I took this picture to send to my parents after the IV was inserted. He was telling me and them that he's OK. 

He was exhausted after the spinal tap. 

He still is a pretty sick little boy. The night we got home from the hospital his fever spiked to 104.1. He's been up for hours in the middle of the night for the last few days. And he's had diarrhea for 8 days. If I were him I'd be a fucking train wreck. But it's no effort to get a grin out of him. I hope he teaches me how to enjoy life the way that he does. I can't imagine loving him more, and yet every morning I wake up to find I somehow do.


  1. What a beautiful and self-aware post. Thank you for writing.

    1. The writing helps me sort through my feelings, the thanks should go to you for reading!

  2. hi karen! this is kelsey and ellie's friend ele (who lives in seattle). i've been reading your blog since discovering it a few weeks ago.

    i'm so sorry this happened to C! that sounds like such a tough and scary thing to get through. i hope you are all on the mend and feeling better now.

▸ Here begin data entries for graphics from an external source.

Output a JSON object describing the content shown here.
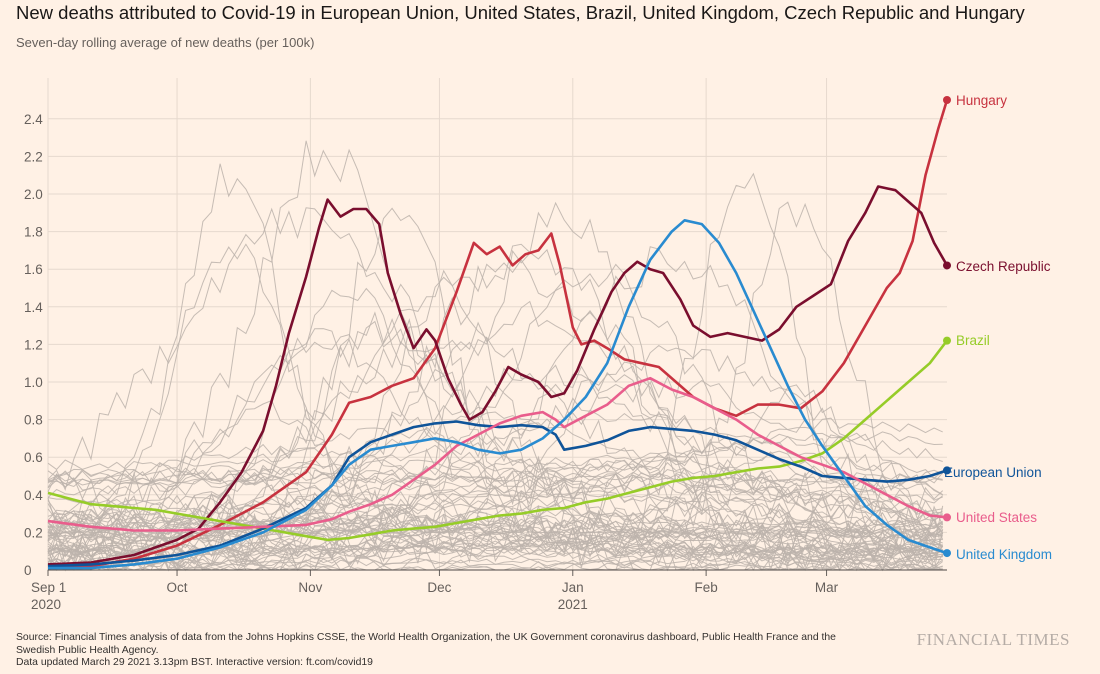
{
  "header": {
    "title": "New deaths attributed to Covid-19 in European Union, United States, Brazil, United Kingdom, Czech Republic and Hungary",
    "subtitle": "Seven-day rolling average of new deaths (per 100k)"
  },
  "footer": {
    "source": "Source: Financial Times analysis of data from the Johns Hopkins CSSE, the World Health Organization, the UK Government coronavirus dashboard, Public Health France and the Swedish Public Health Agency.",
    "updated": "Data updated March 29 2021 3.13pm BST. Interactive version: ft.com/covid19",
    "brand": "FINANCIAL TIMES"
  },
  "chart_data": {
    "type": "line",
    "title": "New deaths attributed to Covid-19 in European Union, United States, Brazil, United Kingdom, Czech Republic and Hungary",
    "ylabel": "Seven-day rolling average of new deaths (per 100k)",
    "xlabel": "",
    "x_domain_days": [
      0,
      209
    ],
    "x_note": "x values are days since Sep 1 2020",
    "ylim": [
      0,
      2.5
    ],
    "yticks": [
      0,
      0.2,
      0.4,
      0.6,
      0.8,
      1.0,
      1.2,
      1.4,
      1.6,
      1.8,
      2.0,
      2.2,
      2.4
    ],
    "ytick_labels": [
      "0",
      "0.2",
      "0.4",
      "0.6",
      "0.8",
      "1.0",
      "1.2",
      "1.4",
      "1.6",
      "1.8",
      "2.0",
      "2.2",
      "2.4"
    ],
    "xticks": [
      {
        "day": 0,
        "label": "Sep 1",
        "sub": "2020"
      },
      {
        "day": 30,
        "label": "Oct",
        "sub": ""
      },
      {
        "day": 61,
        "label": "Nov",
        "sub": ""
      },
      {
        "day": 91,
        "label": "Dec",
        "sub": ""
      },
      {
        "day": 122,
        "label": "Jan",
        "sub": "2021"
      },
      {
        "day": 153,
        "label": "Feb",
        "sub": ""
      },
      {
        "day": 181,
        "label": "Mar",
        "sub": ""
      }
    ],
    "grid": true,
    "background_series_note": "Many other countries shown as unlabeled grey lines",
    "series": [
      {
        "name": "Hungary",
        "label": "Hungary",
        "color": "#c7323f",
        "points": [
          [
            0,
            0.01
          ],
          [
            10,
            0.02
          ],
          [
            20,
            0.06
          ],
          [
            30,
            0.13
          ],
          [
            40,
            0.24
          ],
          [
            50,
            0.36
          ],
          [
            60,
            0.52
          ],
          [
            66,
            0.72
          ],
          [
            70,
            0.89
          ],
          [
            75,
            0.92
          ],
          [
            80,
            0.98
          ],
          [
            85,
            1.02
          ],
          [
            90,
            1.18
          ],
          [
            95,
            1.48
          ],
          [
            99,
            1.74
          ],
          [
            102,
            1.68
          ],
          [
            105,
            1.72
          ],
          [
            108,
            1.62
          ],
          [
            111,
            1.68
          ],
          [
            114,
            1.7
          ],
          [
            117,
            1.79
          ],
          [
            119,
            1.62
          ],
          [
            122,
            1.29
          ],
          [
            124,
            1.2
          ],
          [
            127,
            1.22
          ],
          [
            130,
            1.18
          ],
          [
            134,
            1.12
          ],
          [
            138,
            1.1
          ],
          [
            142,
            1.08
          ],
          [
            146,
            1.0
          ],
          [
            150,
            0.92
          ],
          [
            155,
            0.86
          ],
          [
            160,
            0.82
          ],
          [
            165,
            0.88
          ],
          [
            170,
            0.88
          ],
          [
            175,
            0.86
          ],
          [
            180,
            0.95
          ],
          [
            185,
            1.1
          ],
          [
            190,
            1.3
          ],
          [
            195,
            1.5
          ],
          [
            198,
            1.58
          ],
          [
            201,
            1.75
          ],
          [
            204,
            2.1
          ],
          [
            207,
            2.35
          ],
          [
            209,
            2.5
          ]
        ]
      },
      {
        "name": "Czech Republic",
        "label": "Czech Republic",
        "color": "#7a0e2e",
        "points": [
          [
            0,
            0.03
          ],
          [
            10,
            0.04
          ],
          [
            20,
            0.08
          ],
          [
            25,
            0.12
          ],
          [
            30,
            0.16
          ],
          [
            35,
            0.22
          ],
          [
            40,
            0.36
          ],
          [
            45,
            0.52
          ],
          [
            50,
            0.74
          ],
          [
            53,
            0.98
          ],
          [
            56,
            1.26
          ],
          [
            60,
            1.56
          ],
          [
            63,
            1.82
          ],
          [
            65,
            1.97
          ],
          [
            68,
            1.88
          ],
          [
            71,
            1.92
          ],
          [
            74,
            1.92
          ],
          [
            77,
            1.84
          ],
          [
            79,
            1.58
          ],
          [
            82,
            1.36
          ],
          [
            85,
            1.18
          ],
          [
            88,
            1.28
          ],
          [
            90,
            1.22
          ],
          [
            93,
            1.02
          ],
          [
            96,
            0.88
          ],
          [
            98,
            0.8
          ],
          [
            101,
            0.84
          ],
          [
            104,
            0.95
          ],
          [
            107,
            1.08
          ],
          [
            110,
            1.04
          ],
          [
            114,
            1.0
          ],
          [
            117,
            0.92
          ],
          [
            120,
            0.94
          ],
          [
            123,
            1.06
          ],
          [
            127,
            1.28
          ],
          [
            131,
            1.48
          ],
          [
            134,
            1.58
          ],
          [
            137,
            1.64
          ],
          [
            140,
            1.6
          ],
          [
            143,
            1.58
          ],
          [
            147,
            1.44
          ],
          [
            150,
            1.3
          ],
          [
            154,
            1.24
          ],
          [
            158,
            1.26
          ],
          [
            162,
            1.24
          ],
          [
            166,
            1.22
          ],
          [
            170,
            1.28
          ],
          [
            174,
            1.4
          ],
          [
            178,
            1.46
          ],
          [
            182,
            1.52
          ],
          [
            186,
            1.75
          ],
          [
            190,
            1.9
          ],
          [
            193,
            2.04
          ],
          [
            197,
            2.02
          ],
          [
            200,
            1.96
          ],
          [
            203,
            1.9
          ],
          [
            206,
            1.74
          ],
          [
            209,
            1.62
          ]
        ]
      },
      {
        "name": "Brazil",
        "label": "Brazil",
        "color": "#96cc28",
        "points": [
          [
            0,
            0.41
          ],
          [
            5,
            0.38
          ],
          [
            10,
            0.35
          ],
          [
            15,
            0.34
          ],
          [
            20,
            0.33
          ],
          [
            25,
            0.32
          ],
          [
            30,
            0.3
          ],
          [
            35,
            0.28
          ],
          [
            40,
            0.26
          ],
          [
            45,
            0.24
          ],
          [
            50,
            0.22
          ],
          [
            55,
            0.2
          ],
          [
            60,
            0.18
          ],
          [
            65,
            0.16
          ],
          [
            70,
            0.17
          ],
          [
            75,
            0.19
          ],
          [
            80,
            0.21
          ],
          [
            85,
            0.22
          ],
          [
            90,
            0.23
          ],
          [
            95,
            0.25
          ],
          [
            100,
            0.27
          ],
          [
            105,
            0.29
          ],
          [
            110,
            0.3
          ],
          [
            115,
            0.32
          ],
          [
            120,
            0.33
          ],
          [
            125,
            0.36
          ],
          [
            130,
            0.38
          ],
          [
            135,
            0.41
          ],
          [
            140,
            0.44
          ],
          [
            145,
            0.47
          ],
          [
            150,
            0.49
          ],
          [
            155,
            0.5
          ],
          [
            160,
            0.52
          ],
          [
            165,
            0.54
          ],
          [
            170,
            0.55
          ],
          [
            175,
            0.58
          ],
          [
            180,
            0.62
          ],
          [
            185,
            0.7
          ],
          [
            190,
            0.8
          ],
          [
            195,
            0.9
          ],
          [
            200,
            1.0
          ],
          [
            205,
            1.1
          ],
          [
            209,
            1.22
          ]
        ]
      },
      {
        "name": "European Union",
        "label": "European Union",
        "color": "#0f5499",
        "points": [
          [
            0,
            0.02
          ],
          [
            10,
            0.03
          ],
          [
            20,
            0.05
          ],
          [
            30,
            0.08
          ],
          [
            40,
            0.13
          ],
          [
            50,
            0.22
          ],
          [
            60,
            0.33
          ],
          [
            66,
            0.45
          ],
          [
            70,
            0.6
          ],
          [
            75,
            0.68
          ],
          [
            80,
            0.72
          ],
          [
            85,
            0.76
          ],
          [
            90,
            0.78
          ],
          [
            95,
            0.79
          ],
          [
            100,
            0.77
          ],
          [
            105,
            0.76
          ],
          [
            110,
            0.77
          ],
          [
            115,
            0.76
          ],
          [
            118,
            0.72
          ],
          [
            120,
            0.64
          ],
          [
            125,
            0.66
          ],
          [
            130,
            0.69
          ],
          [
            135,
            0.74
          ],
          [
            140,
            0.76
          ],
          [
            145,
            0.75
          ],
          [
            150,
            0.74
          ],
          [
            155,
            0.72
          ],
          [
            160,
            0.69
          ],
          [
            165,
            0.64
          ],
          [
            170,
            0.59
          ],
          [
            175,
            0.55
          ],
          [
            180,
            0.5
          ],
          [
            185,
            0.49
          ],
          [
            190,
            0.48
          ],
          [
            195,
            0.47
          ],
          [
            200,
            0.48
          ],
          [
            205,
            0.5
          ],
          [
            209,
            0.53
          ]
        ]
      },
      {
        "name": "United States",
        "label": "United States",
        "color": "#e95d8c",
        "points": [
          [
            0,
            0.26
          ],
          [
            10,
            0.23
          ],
          [
            20,
            0.21
          ],
          [
            30,
            0.21
          ],
          [
            40,
            0.22
          ],
          [
            50,
            0.23
          ],
          [
            60,
            0.24
          ],
          [
            66,
            0.27
          ],
          [
            70,
            0.31
          ],
          [
            75,
            0.35
          ],
          [
            80,
            0.4
          ],
          [
            85,
            0.48
          ],
          [
            90,
            0.56
          ],
          [
            95,
            0.66
          ],
          [
            100,
            0.72
          ],
          [
            105,
            0.78
          ],
          [
            110,
            0.82
          ],
          [
            115,
            0.84
          ],
          [
            118,
            0.8
          ],
          [
            120,
            0.76
          ],
          [
            125,
            0.82
          ],
          [
            130,
            0.88
          ],
          [
            135,
            0.98
          ],
          [
            140,
            1.02
          ],
          [
            145,
            0.96
          ],
          [
            150,
            0.92
          ],
          [
            155,
            0.86
          ],
          [
            160,
            0.8
          ],
          [
            165,
            0.72
          ],
          [
            170,
            0.66
          ],
          [
            175,
            0.6
          ],
          [
            180,
            0.56
          ],
          [
            185,
            0.52
          ],
          [
            190,
            0.46
          ],
          [
            195,
            0.4
          ],
          [
            200,
            0.34
          ],
          [
            205,
            0.29
          ],
          [
            209,
            0.28
          ]
        ]
      },
      {
        "name": "United Kingdom",
        "label": "United Kingdom",
        "color": "#298bd0",
        "points": [
          [
            0,
            0.01
          ],
          [
            10,
            0.01
          ],
          [
            20,
            0.03
          ],
          [
            30,
            0.06
          ],
          [
            40,
            0.12
          ],
          [
            50,
            0.2
          ],
          [
            60,
            0.32
          ],
          [
            66,
            0.45
          ],
          [
            70,
            0.56
          ],
          [
            75,
            0.64
          ],
          [
            80,
            0.66
          ],
          [
            85,
            0.68
          ],
          [
            90,
            0.7
          ],
          [
            95,
            0.68
          ],
          [
            100,
            0.64
          ],
          [
            105,
            0.62
          ],
          [
            110,
            0.64
          ],
          [
            115,
            0.7
          ],
          [
            120,
            0.8
          ],
          [
            125,
            0.92
          ],
          [
            130,
            1.1
          ],
          [
            135,
            1.4
          ],
          [
            140,
            1.65
          ],
          [
            145,
            1.8
          ],
          [
            148,
            1.86
          ],
          [
            152,
            1.84
          ],
          [
            156,
            1.74
          ],
          [
            160,
            1.58
          ],
          [
            164,
            1.38
          ],
          [
            168,
            1.18
          ],
          [
            172,
            0.98
          ],
          [
            176,
            0.8
          ],
          [
            180,
            0.66
          ],
          [
            185,
            0.5
          ],
          [
            190,
            0.34
          ],
          [
            195,
            0.24
          ],
          [
            200,
            0.16
          ],
          [
            205,
            0.12
          ],
          [
            209,
            0.09
          ]
        ]
      }
    ],
    "series_labels": [
      "Hungary",
      "Czech Republic",
      "Brazil",
      "European Union",
      "United States",
      "United Kingdom"
    ]
  }
}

    one thing you said in this post really resonated with me. i have a ... difficult relationship with my family, especially my father. oftentimes, when i tell him about something i want or am going to do, he reacts by very gravely telling me all the ways i could die or get seriously injured while doing it. i couldn't understand for the longest time why he was so negative and grisly. then, i read a short story in which a couple (very logically) discusses whether or not to have a child. the husband suggests that people have children to create their own immortality, and the wife responds (after several dramatic events), that no, having children doesn't make you immortal; rather, it makes you twice as mortal because there is twice as much to lose. and that really clarified for me why my father acted the way he does: because i am his mortality, and when i hurt, it hurts him. in that way, i can begin to understand his real (but difficult-to-see) love for me.

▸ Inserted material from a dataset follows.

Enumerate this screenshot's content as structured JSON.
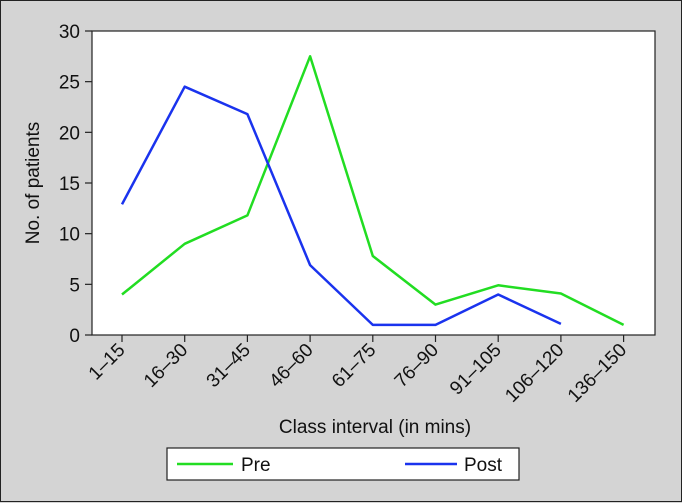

    so, when you mentioned "the something-worse-than-physical-pain part" i thought about how you ought not be ashamed, because to me, that just shows your true and so-strong-it's-physical love for C, which is a beautiful, if complicated, thing. does that make sense? i'm sorry to write a novel in your comments section, but this is just to say that C and T are lucky to have such loving parents!

    1. Ele! Hope you are well. I had so much fun decorating E&K's wedding cake with you.

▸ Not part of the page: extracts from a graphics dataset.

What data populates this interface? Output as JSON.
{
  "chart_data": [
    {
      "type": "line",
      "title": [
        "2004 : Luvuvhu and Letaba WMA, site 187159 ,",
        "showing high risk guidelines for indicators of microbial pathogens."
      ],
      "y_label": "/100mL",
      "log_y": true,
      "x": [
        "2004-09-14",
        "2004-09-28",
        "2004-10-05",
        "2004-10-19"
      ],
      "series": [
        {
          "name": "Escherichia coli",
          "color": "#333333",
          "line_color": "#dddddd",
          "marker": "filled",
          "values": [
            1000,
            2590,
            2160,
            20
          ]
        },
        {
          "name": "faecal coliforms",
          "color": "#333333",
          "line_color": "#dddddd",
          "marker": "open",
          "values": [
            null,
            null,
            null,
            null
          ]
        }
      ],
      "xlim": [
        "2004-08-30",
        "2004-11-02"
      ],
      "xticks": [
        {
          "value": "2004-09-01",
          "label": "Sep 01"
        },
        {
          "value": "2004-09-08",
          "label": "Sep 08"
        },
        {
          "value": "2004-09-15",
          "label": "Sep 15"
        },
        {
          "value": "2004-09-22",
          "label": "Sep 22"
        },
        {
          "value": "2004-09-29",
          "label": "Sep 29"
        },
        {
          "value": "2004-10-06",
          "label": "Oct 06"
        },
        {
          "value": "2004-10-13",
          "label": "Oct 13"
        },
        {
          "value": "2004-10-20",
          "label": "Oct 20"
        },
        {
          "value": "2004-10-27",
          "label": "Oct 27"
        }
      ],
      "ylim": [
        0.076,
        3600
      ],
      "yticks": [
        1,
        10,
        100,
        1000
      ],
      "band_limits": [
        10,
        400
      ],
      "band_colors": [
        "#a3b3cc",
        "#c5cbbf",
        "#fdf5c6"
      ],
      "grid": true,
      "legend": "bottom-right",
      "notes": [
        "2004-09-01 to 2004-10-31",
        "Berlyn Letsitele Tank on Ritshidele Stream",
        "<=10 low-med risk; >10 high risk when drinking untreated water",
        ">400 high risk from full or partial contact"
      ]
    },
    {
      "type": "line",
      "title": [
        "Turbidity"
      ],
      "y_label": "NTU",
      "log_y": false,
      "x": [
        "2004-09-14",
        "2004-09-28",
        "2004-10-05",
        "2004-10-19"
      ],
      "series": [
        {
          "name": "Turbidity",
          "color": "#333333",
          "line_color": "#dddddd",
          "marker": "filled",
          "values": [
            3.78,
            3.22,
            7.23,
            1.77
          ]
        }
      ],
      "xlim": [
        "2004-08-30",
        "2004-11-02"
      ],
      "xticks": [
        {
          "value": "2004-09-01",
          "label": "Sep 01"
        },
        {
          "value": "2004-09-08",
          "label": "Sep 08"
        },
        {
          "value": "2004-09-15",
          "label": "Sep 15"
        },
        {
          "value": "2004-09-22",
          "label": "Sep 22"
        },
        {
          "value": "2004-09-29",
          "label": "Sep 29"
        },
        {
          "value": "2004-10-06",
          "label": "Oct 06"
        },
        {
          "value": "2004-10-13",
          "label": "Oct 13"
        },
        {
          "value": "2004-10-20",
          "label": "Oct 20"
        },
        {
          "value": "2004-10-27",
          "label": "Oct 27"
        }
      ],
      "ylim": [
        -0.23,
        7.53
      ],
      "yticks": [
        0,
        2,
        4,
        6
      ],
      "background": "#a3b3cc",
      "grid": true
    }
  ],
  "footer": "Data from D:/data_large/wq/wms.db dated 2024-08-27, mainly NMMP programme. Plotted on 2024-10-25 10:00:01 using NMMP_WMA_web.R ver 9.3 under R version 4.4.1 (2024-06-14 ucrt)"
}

      Thank you so much for your thoughts. As I new parent I can totally see where your father was coming from. I think we all do the best we can as parents, but I hope to temper that response with my sons so they can go out and enjoy life without having to listen to tales of doom from me. But, who knows if I'll be able to bite my tongue when they are teenagers? The simple thought of them driving a car terrifies me. There really is twice as much to lose, and their lives seem infinitely more valuable than your own.

      You are very kind to read here and your comment had me thinking all day. Thank you very much.